Space constraints are a huge factor here.

13. Cooling Performance Monitoring

It is important to deploy sensors to monitor temperatures.

14. Approaches to Avoid

Some designers have been using various cooling techniques that do not augur well with data center options for cooling designs. Examples are isolated high-density RLUs and cabinets/ enclosures without internal baffles.
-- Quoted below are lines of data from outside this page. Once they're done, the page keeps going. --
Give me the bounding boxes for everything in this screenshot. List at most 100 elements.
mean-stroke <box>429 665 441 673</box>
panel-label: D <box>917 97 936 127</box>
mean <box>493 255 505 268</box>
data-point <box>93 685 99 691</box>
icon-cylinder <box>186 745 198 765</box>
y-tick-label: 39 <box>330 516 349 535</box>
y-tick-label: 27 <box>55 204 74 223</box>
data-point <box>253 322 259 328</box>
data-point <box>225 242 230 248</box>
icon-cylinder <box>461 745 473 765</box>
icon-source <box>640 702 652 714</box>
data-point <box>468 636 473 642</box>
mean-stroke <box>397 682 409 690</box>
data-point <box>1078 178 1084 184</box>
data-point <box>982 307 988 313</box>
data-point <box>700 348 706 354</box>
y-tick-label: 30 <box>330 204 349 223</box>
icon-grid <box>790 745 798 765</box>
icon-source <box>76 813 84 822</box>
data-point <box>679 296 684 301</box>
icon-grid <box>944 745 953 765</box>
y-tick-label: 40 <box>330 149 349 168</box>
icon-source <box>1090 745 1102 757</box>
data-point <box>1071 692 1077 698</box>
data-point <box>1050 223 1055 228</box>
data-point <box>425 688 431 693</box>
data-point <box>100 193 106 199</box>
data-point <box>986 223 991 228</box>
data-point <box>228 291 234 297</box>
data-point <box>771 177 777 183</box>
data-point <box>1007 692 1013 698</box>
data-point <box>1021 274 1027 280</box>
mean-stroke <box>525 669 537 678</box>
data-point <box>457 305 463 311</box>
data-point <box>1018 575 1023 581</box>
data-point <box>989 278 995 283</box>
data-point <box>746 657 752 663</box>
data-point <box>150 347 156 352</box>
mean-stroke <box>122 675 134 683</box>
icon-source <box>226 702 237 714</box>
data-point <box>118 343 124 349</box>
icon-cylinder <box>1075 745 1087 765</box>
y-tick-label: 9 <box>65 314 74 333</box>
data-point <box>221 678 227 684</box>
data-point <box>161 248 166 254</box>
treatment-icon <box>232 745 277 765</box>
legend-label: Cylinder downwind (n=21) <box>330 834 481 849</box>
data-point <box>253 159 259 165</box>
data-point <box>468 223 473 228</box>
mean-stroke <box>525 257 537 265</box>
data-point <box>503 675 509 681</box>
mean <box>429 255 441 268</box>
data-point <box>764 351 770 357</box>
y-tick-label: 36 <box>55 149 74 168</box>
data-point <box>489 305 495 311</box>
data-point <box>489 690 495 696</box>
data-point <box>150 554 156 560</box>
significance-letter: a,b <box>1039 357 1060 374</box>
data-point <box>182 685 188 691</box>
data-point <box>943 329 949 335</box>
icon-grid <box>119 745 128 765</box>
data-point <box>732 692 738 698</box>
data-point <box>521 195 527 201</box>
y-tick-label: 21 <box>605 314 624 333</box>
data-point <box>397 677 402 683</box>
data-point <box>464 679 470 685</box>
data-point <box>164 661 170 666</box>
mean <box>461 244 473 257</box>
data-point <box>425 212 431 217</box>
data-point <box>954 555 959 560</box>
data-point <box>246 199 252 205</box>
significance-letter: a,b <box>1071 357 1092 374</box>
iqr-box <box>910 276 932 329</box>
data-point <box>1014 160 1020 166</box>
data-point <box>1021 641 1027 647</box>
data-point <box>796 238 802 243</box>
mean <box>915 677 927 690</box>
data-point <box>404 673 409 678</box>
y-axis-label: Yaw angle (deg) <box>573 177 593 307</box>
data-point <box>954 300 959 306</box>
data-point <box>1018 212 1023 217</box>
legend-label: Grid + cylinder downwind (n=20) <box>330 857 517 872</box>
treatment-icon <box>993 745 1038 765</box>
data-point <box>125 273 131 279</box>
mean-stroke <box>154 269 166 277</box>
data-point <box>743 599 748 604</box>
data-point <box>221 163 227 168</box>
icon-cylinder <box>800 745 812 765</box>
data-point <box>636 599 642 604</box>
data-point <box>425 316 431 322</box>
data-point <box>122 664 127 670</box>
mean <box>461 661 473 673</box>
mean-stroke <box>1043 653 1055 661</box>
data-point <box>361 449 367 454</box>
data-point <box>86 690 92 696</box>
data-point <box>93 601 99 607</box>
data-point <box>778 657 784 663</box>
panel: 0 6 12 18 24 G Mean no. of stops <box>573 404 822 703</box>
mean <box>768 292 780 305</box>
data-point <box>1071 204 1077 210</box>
Data Center Cooling Requirements

Data center and cooling are inseparable. If cooling is not handled well, cooling power can easily match or even exceed power for running the IT equipment. Cooling requirements of the data center are widely based on the guidelines offered by the American Society of Heating, Refrigeration, and Air Conditioning Engineers (ASHRAE) Technical Committee, which are shown in the graph below. Fig 1: Temperature and Humidity Limits by ASHRAE

Fig 1: Temperature and Humidity Limits by ASHRAE

Data Center Power and Cooling Technologies

Conventionally, air-based cooling and liquid-based cooling are the major data center options for cooling

Fig 2: Air Based Cooling For the Data Center

Fig 2: Air Based Cooling For the Data Center

However, new cooling systems are coming up and changing the landscape completely. A good example is environmentally friendly data center at Google, which uses seawater. Another innovation is the data center smart assistant technology, for example AdeptDC, that helps manage cooling to avoid wastage. Machine learning and smart cooling work in tandem to read GPU and CPU temperatures. This type of software can help the data center save energy. In yet another amazing invention, data center cooling robots are now being used to monitor temperature and humidity levels in the server. The OneNeck robot sensor hovers across the cabinet scanning for hotspots. So much is happening in the technology world so even more technologies are bound to emerge.

Conclusion about Data Center Cooling Options

Choosing the best data center option for cooling depends on several factors such as budget, room size and power density. Air-cooling seems to be the most pocket friendly option for low budgets. Between the extremes, it is important to adhere to best practices, such as the ones we have highlighted.